The power of precision genomics to understand unique causes of disease in individual patients
A UC San Francisco-led research team has identified the rare genetic mutation responsible for a unique case of severe combined immunodeficiency (SCID), a deadly immune system disorder also known as "boy in the bubble" disease. In addition to defining the latest of more than two dozen known genetic causes of SCID, the study—published online November 30, 2016 in the New England Journal of Medicine—revealed an unexpected role for the mutated gene in the normal processes of immune system development.
"We're entering a new era of genomic medicine," said Jennifer Puck, MD, UCSF professor of immunology and pediatrics, a pediatric immunologist at UCSF Health and senior author of the new study. "Our technology has progressed to the point that we can learn a great deal about a disease, and even learn important new facts about normal biology, from just a single patient. In this case we were able to unearth the potentially unique underlying genetic cause of one patient's disease and come away with brand new understanding of how the immune system develops."

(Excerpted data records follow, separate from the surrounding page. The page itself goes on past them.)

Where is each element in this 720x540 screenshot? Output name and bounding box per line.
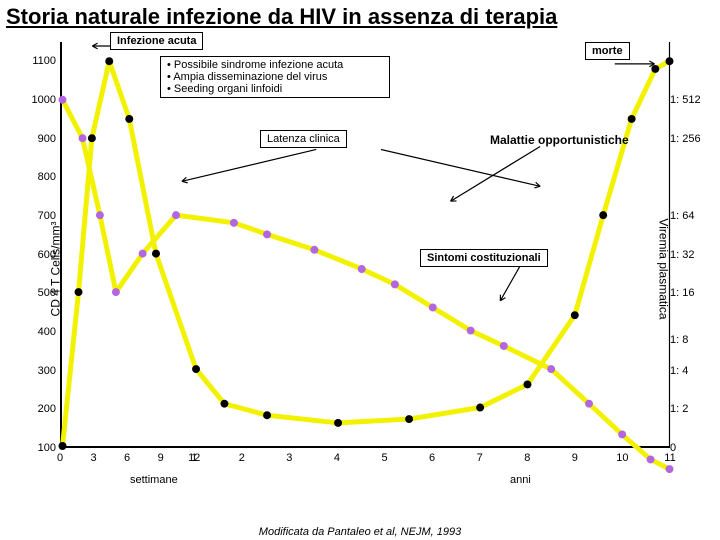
- latenza-box: Latenza clinica: [260, 130, 347, 148]
- y-left-tick: 1100: [22, 55, 56, 67]
- plot-area: [60, 42, 670, 448]
- x-tick-week: 0: [57, 452, 63, 464]
- malattie-label: Malattie opportunistiche: [490, 134, 629, 147]
- y-right-tick: 1: 256: [670, 133, 706, 145]
- y-right-tick: 1: 4: [670, 365, 706, 377]
- y-left-tick: 200: [22, 403, 56, 415]
- morte-label: morte: [585, 42, 630, 60]
- x-tick-week: 6: [124, 452, 130, 464]
- y-right-tick: 1: 16: [670, 287, 706, 299]
- infobox-bullets: • Possibile sindrome infezione acuta • A…: [160, 56, 390, 98]
- y-right-tick: 1: 32: [670, 249, 706, 261]
- y-left-tick: 800: [22, 171, 56, 183]
- page-title: Storia naturale infezione da HIV in asse…: [0, 0, 720, 34]
- x-tick-year: 2: [239, 452, 245, 464]
- sintomi-box: Sintomi costituzionali: [420, 249, 548, 267]
- y-left-tick: 300: [22, 365, 56, 377]
- y-left-tick: 500: [22, 287, 56, 299]
- plot-svg: [62, 42, 670, 446]
- y-left-tick: 900: [22, 133, 56, 145]
- x-tick-year: 7: [477, 452, 483, 464]
- x-tick-week: 3: [90, 452, 96, 464]
- infobox-title: Infezione acuta: [110, 32, 203, 50]
- x-tick-week: 9: [158, 452, 164, 464]
- y-left-tick: 1000: [22, 94, 56, 106]
- bullet-2: • Ampia disseminazione del virus: [167, 71, 383, 83]
- x-tick-year: 4: [334, 452, 340, 464]
- x-tick-year: 8: [524, 452, 530, 464]
- x-label-weeks: settimane: [130, 474, 178, 486]
- y-left-tick: 600: [22, 249, 56, 261]
- y-left-tick: 400: [22, 326, 56, 338]
- y-left-tick: 700: [22, 210, 56, 222]
- y-left-tick: 100: [22, 442, 56, 454]
- x-tick-year: 5: [381, 452, 387, 464]
- x-tick-year: 3: [286, 452, 292, 464]
- y-right-tick: 1: 64: [670, 210, 706, 222]
- citation: Modificata da Pantaleo et al, NEJM, 1993: [0, 526, 720, 538]
- y-right-tick: 1: 512: [670, 94, 706, 106]
- bullet-1: • Possibile sindrome infezione acuta: [167, 59, 383, 71]
- x-tick-year: 6: [429, 452, 435, 464]
- x-tick-year: 1: [191, 452, 197, 464]
- bullet-3: • Seeding organi linfoidi: [167, 83, 383, 95]
- chart-container: CD 4 T Cells/mm³ Viremia plasmatica 1100…: [0, 34, 720, 504]
- x-label-years: anni: [510, 474, 531, 486]
- x-tick-year: 10: [616, 452, 628, 464]
- y-right-tick: 1: 8: [670, 334, 706, 346]
- x-tick-year: 11: [664, 452, 675, 464]
- y-right-tick: 1: 2: [670, 403, 706, 415]
- x-tick-year: 9: [572, 452, 578, 464]
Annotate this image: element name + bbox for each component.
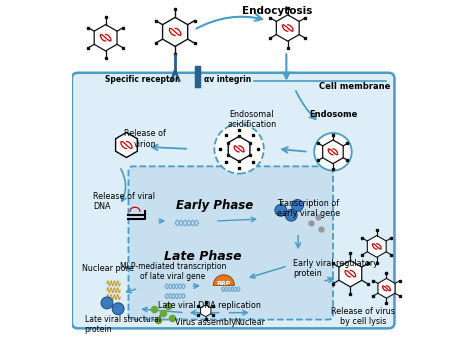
Text: Nuclear pore: Nuclear pore xyxy=(82,264,134,273)
Text: Specific receptor: Specific receptor xyxy=(105,75,179,84)
Text: Early Phase: Early Phase xyxy=(176,199,254,212)
Text: Virus assembly: Virus assembly xyxy=(175,318,236,327)
Polygon shape xyxy=(367,236,386,257)
Text: Early viral regulatory
protein: Early viral regulatory protein xyxy=(293,259,378,279)
Circle shape xyxy=(101,297,113,309)
FancyBboxPatch shape xyxy=(128,166,333,319)
Wedge shape xyxy=(213,275,234,285)
Text: RRP: RRP xyxy=(217,281,231,286)
Polygon shape xyxy=(228,136,250,162)
Text: Release of viral
DNA: Release of viral DNA xyxy=(93,192,155,211)
Text: Late viral DNA replication: Late viral DNA replication xyxy=(158,301,261,310)
Circle shape xyxy=(285,209,297,221)
Text: Release of virus
by cell lysis: Release of virus by cell lysis xyxy=(331,307,395,326)
Text: Endosome: Endosome xyxy=(309,110,357,119)
Circle shape xyxy=(314,133,352,171)
FancyBboxPatch shape xyxy=(72,73,394,328)
Text: Cell membrane: Cell membrane xyxy=(319,82,391,91)
Text: Endocytosis: Endocytosis xyxy=(242,5,312,16)
Circle shape xyxy=(275,204,287,216)
Text: Transcription of
early viral gene: Transcription of early viral gene xyxy=(277,199,340,218)
Polygon shape xyxy=(94,25,117,51)
Polygon shape xyxy=(163,17,188,46)
Polygon shape xyxy=(339,261,362,287)
Text: αv integrin: αv integrin xyxy=(204,75,252,84)
Text: Release of
virion: Release of virion xyxy=(124,129,166,149)
Text: MLP-mediated transcription
of late viral gene: MLP-mediated transcription of late viral… xyxy=(120,262,226,281)
Circle shape xyxy=(292,199,303,211)
Text: Endosomal
acidification: Endosomal acidification xyxy=(227,110,276,129)
Polygon shape xyxy=(323,140,343,164)
Polygon shape xyxy=(378,279,395,298)
Circle shape xyxy=(214,124,264,174)
Polygon shape xyxy=(201,305,211,317)
Text: Nuclear: Nuclear xyxy=(234,318,265,327)
Polygon shape xyxy=(276,15,299,41)
Polygon shape xyxy=(116,132,137,158)
Text: Late Phase: Late Phase xyxy=(164,250,242,263)
Circle shape xyxy=(112,303,124,315)
Text: Late viral structural
protein: Late viral structural protein xyxy=(85,315,161,334)
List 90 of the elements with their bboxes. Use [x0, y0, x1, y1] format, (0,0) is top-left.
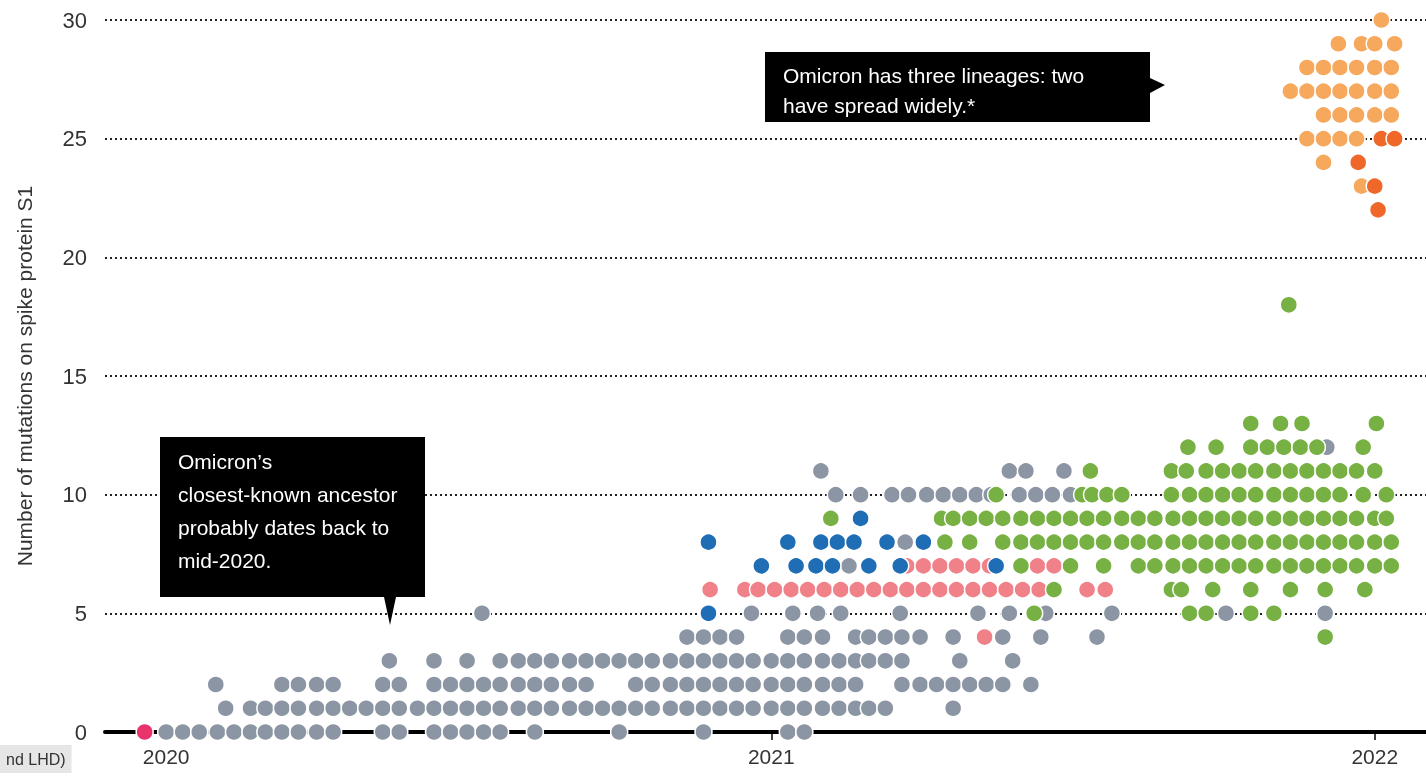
point: [859, 556, 879, 576]
y-axis-title: Number of mutations on spike protein S1: [13, 185, 36, 567]
point: [1314, 105, 1333, 125]
point: [1347, 81, 1366, 101]
point: [996, 580, 1016, 599]
y-tick-label: 5: [74, 600, 87, 626]
point: [798, 580, 817, 599]
point: [1329, 34, 1348, 53]
point: [1382, 81, 1401, 101]
point: [1297, 129, 1317, 148]
x-tick-label: 2022: [1351, 745, 1399, 768]
point: [1382, 105, 1401, 125]
point: [1044, 556, 1064, 576]
point: [963, 580, 983, 599]
point: [1365, 34, 1384, 53]
point: [914, 580, 933, 599]
point: [1281, 81, 1300, 101]
point: [881, 580, 900, 599]
point: [1365, 81, 1384, 101]
point: [1385, 129, 1404, 148]
point: [823, 556, 842, 576]
y-tick-label: 0: [74, 719, 87, 745]
point: [1314, 129, 1333, 148]
point: [1330, 105, 1350, 125]
point: [1365, 176, 1384, 196]
x-tick-label: 2021: [747, 745, 795, 768]
point: [848, 580, 867, 599]
point: [786, 556, 806, 576]
point: [806, 556, 826, 576]
text: nd LHD): [6, 750, 66, 768]
point: [1385, 34, 1404, 53]
point: [1297, 81, 1317, 101]
point: [135, 722, 154, 742]
point: [930, 580, 950, 599]
point: [1347, 105, 1366, 125]
point: [877, 532, 897, 552]
y-tick-label: 25: [62, 126, 87, 152]
point: [1314, 153, 1333, 172]
point: [1347, 58, 1366, 77]
point: [1297, 58, 1317, 77]
point: [1365, 58, 1384, 77]
point: [986, 556, 1006, 576]
point: [1372, 10, 1391, 30]
point: [844, 532, 864, 552]
point: [748, 580, 768, 599]
point: [947, 580, 966, 599]
point: [980, 580, 999, 599]
point: [1028, 556, 1047, 576]
point: [1029, 580, 1049, 599]
y-tick-label: 30: [62, 7, 87, 33]
point: [1330, 58, 1350, 77]
y-tick-label: 15: [62, 363, 87, 389]
point: [891, 556, 910, 576]
point: [814, 580, 834, 599]
point: [914, 532, 933, 552]
point: [864, 580, 884, 599]
point: [1365, 105, 1384, 125]
point: [1314, 81, 1333, 101]
point: [1330, 129, 1350, 148]
point: [1077, 580, 1097, 599]
point: [963, 556, 983, 576]
point: [828, 532, 847, 552]
point: [699, 532, 718, 552]
point: [947, 556, 966, 576]
point: [897, 580, 917, 599]
point: [1368, 200, 1388, 220]
x-tick-label: 2020: [142, 745, 190, 768]
point: [914, 556, 933, 576]
annotation: Omicron has three lineages: two have spread widely.*: [783, 63, 1090, 117]
point: [831, 580, 850, 599]
point: [1013, 580, 1032, 599]
point: [975, 627, 994, 647]
point: [1348, 153, 1368, 172]
annotation: Omicron’s closest-known ancestor probably dates back to mid-2020.: [178, 450, 404, 572]
point: [781, 580, 801, 599]
point: [811, 532, 831, 552]
point: [1347, 129, 1366, 148]
point: [700, 580, 720, 599]
y-tick-label: 10: [62, 482, 87, 508]
point: [930, 556, 950, 576]
y-tick-label: 20: [62, 244, 87, 270]
point: [699, 604, 718, 623]
point: [765, 580, 784, 599]
point: [1330, 81, 1350, 101]
point: [1314, 58, 1333, 77]
point: [778, 532, 798, 552]
point: [1382, 58, 1401, 77]
point: [851, 509, 870, 528]
point: [1096, 580, 1115, 599]
point: [752, 556, 771, 576]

The patient featured in the new study was identified through a population-based neonatal screening approach for SCID that Puck developed in 2005, and which is now widely performed. (Since it was introduced in California in 2010, Puck's screening method has increased the survival rate of infants with SCID to 94 percent, and by 2017 will be used in 47 US states.) The screening indicated a severely compromised immune system, leaving the patient open to a likely fatal series of infections. However, UCSF doctors performed a bone-marrow transplant, the standard of care for SCID, which provided the infant with a fully functional immune system.
In addition to SCID, however, the infant was also born with a constellation of abnormal features including craniofacial deformities, loose skin, excess body hair, and neurological abnormalities, which suggested that a single rare genetic defect could underlie the patient's disease. In part to determine whether the infant's parents were carriers of a genetic mutation that could be passed on to future children, Puck's group set out to scan the genomes of both infant and parents for mutations that could be responsible for the disease. Working with the lab of computational biologist Steven Brenner, PhD, of UC Berkeley and with researchers at Tata Consultancy Services, the team used next-generation exome sequencing to identify a single mutation present in the infant but not the parents—referred to as a de novo mutation—in the BCL11B gene, which had previously been associated only with lymphatic cancer.
"What's remarkable is that not only was this a gene that had never been associated with SCID before, which required more advanced genomics techniques to discover," said Brenner, "but also that unlike every other known SCID gene, you only need one copy of this mutation to disrupt multiple aspects of development."
In order to understand the biological effects of the patient's mutation, the researchers collaborated with the team of David Wiest, PhD, of the Fox Chase Cancer Center in Philadelphia, to introduce the patient's mutated form of BCL11B into zebrafish, whose immune systems are similar to those of humans. They found that the mutated form of BCL11B produced abnormalities in the zebrafish that mimicked those observed in the patient, including not only a disabled immune system but also similar craniofacial abnormalities. Blocking the mutated gene and replacing it with the normal human gene in embryonic zebrafish reversed all these symptoms, strongly suggesting that abnormal BCL11B was the cause of the symptoms seen in both zebrafish and the human patient.
The normal BCL11B protein binds to DNA at sites across the genome to activate a wide variety of developmental genes in a precisely orchestrated sequence. Experiments revealed that the BCL11B gene mutation identified in the new study disrupts this protein's ability to bind to DNA, thereby resulting in the wide array of immunological, neurological, and craniofacial disruptions seen in both the human patient and in zebrafish.
"Mutations do arise on the way from the joining of sperm and eggs to producing a new person," Puck said. "Everyone has such new mutations, but usually they are silent passengers that don't do any harm. In this case, however, a mutation in BCL11B turned the protein it produces into a monkey wrench that disrupted many different systems in the body."
Because zebrafish embryos are transparent, the researchers were able to observe that one key effect of disrupting BCL11B was to block the ability of immature bone marrow stem cells to successfully migrate into the thymus, where these cells are normally "educated" to become mature T lymphocytes, often called 'T cells', which are essential for combating infection and are almost completely lacking in patients with SCID.
Further experiments in the lab in which the researchers introduced the BCL11B mutation into normal human bone marrow stem cells and compared them with diseased cells obtained from the patient confirmed that this infant's mutation impaired its T cells' ability to migrate and mature.
According to Puck, the findings illustrate the power of deeply studying rare diseases in individual patients: "We may never get another patient just like this one," she said. "But as a result of studying this one case we were able to learn so much about a critical gene in a critical pathway that hadn't been appreciated before."